Source : réponse à votre rapporteur spécial

C. UN PROGRAMME 833 « AVANCES SUR LE MONTANT DES IMPOSITIONS REVENANT AUX DÉPARTEMENTS, COMMUNES, ÉTABLISSEMENTS ET DIVERS ORGANISMES » DOTÉ DE 78,3 MILLIARDS D'EUROS DE CRÉDITS

1. Un compte qui retrace l'avance faite mensuellement par l'Etat aux collectivités territoriales sur leurs recettes fiscales

Le programme 883 « Avances sur le montant des impositions revenant aux départements, communes, établissements et divers organismes », s'élève à plus de 80 milliards d'euros, soit la quasi-totalité des crédits et des recettes de la mission ACT.

Il retrace l'avance faite mensuellement par l'Etat aux collectivités territoriales sur le montant d'environ 80 % de leurs impositions. L'article 34 de la loi n° 77-574 du 7 juin 1977 portant diverses dispositions d'ordre économique et financier prévoit :

- que seuls sont concernés les impôts perçus par voie de rôle 9 ( * ) ;

- que le montant concerné est celui prévu par le budget de l'année en cours de la collectivité.

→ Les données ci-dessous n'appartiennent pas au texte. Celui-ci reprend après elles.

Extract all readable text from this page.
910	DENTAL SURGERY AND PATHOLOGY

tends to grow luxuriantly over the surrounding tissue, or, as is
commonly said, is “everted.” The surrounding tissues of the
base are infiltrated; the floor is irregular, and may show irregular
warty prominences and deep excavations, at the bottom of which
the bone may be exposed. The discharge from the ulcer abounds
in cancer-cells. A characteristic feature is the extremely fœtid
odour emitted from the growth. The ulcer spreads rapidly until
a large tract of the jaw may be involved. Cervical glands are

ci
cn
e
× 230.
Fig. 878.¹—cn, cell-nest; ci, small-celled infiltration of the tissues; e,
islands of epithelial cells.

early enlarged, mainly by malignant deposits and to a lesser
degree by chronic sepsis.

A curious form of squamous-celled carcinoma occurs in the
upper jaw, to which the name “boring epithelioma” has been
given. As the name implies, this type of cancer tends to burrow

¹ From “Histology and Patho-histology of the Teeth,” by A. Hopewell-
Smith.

2. Un compte de concours financiers qui a fait l'objet d'un récent contrôle de votre rapporteur spécial

Le compte d'avances aux collectivités territoriales a récemment fait l'objet d'un contrôle de la part de votre rapporteur spécial. Le lecteur est donc invité à se reporter à son rapport d'information à ce sujet, pour des informations détaillées sur le compte.

* 8 Il s'agit des comptes ouverts au profit des Etats étrangers et des banques centrales liées à la France par un accord monétaire international, qui sont dotés de crédits évaluatifs.

* 9 Comme cela est indiqué ci-après, il existe depuis 2006 une exception dans le cas de la TIPP attribuée aux départements.